Somebody prisoned her in a portrait, and forgot it altogether somewhere high above the mantelpiece. Viewers, you are not permitted to touch or hold but simply to possess the picture with your eyes. Your eyes of exuding lustiness penetrate not of my heart, which is callous and impassive like a mountain which is ever immobile. The spikiness of my adornment ironically parallels with my heart, whose sole wish is to be locked in an impregnable fortification.

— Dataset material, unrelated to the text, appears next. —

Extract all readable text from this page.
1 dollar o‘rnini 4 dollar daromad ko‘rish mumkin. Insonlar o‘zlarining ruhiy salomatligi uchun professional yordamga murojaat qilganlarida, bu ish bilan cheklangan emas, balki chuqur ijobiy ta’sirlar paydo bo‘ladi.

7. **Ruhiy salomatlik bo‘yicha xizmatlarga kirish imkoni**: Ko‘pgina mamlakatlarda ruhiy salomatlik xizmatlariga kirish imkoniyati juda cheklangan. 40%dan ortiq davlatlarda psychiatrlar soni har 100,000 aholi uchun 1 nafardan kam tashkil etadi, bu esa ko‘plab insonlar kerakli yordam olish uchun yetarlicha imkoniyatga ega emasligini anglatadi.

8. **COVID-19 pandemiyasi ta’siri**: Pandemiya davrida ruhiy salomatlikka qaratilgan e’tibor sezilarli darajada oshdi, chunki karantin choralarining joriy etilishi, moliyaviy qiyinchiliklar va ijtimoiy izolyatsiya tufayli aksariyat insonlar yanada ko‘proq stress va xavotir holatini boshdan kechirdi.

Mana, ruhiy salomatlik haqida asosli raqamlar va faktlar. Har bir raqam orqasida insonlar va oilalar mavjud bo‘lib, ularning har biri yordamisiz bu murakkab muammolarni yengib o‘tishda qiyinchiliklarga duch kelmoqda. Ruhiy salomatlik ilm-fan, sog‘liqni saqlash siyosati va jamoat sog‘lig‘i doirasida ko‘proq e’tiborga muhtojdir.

I opted to be put in a portrait, I am obliged to say so without any tinge of regrets. They took away my soul and terminated my life for the sake of perpetual beauty, but they could hardly take away my gaze, which is now transfixing on you as sharp as the slant of light on a snowy morning, truncating a block of ice and leaving no vestige of clemency. This gaze shares the perpetuity of the preserved beauty.

Does her gaze show any hints of wanton entreatment? Some stared at the portrait so long that they felt they were drawn into it unconsciously. Some said her innocence was like a rose poising on a snow-encrusted street- the only thing endearing in comparison with the palpable dismalness. The viewers were thus deluded by the illusive beauty displayed before them. And the frozen portrait burns, like a fire visible in a darkened room, and a flame of blue it flickers.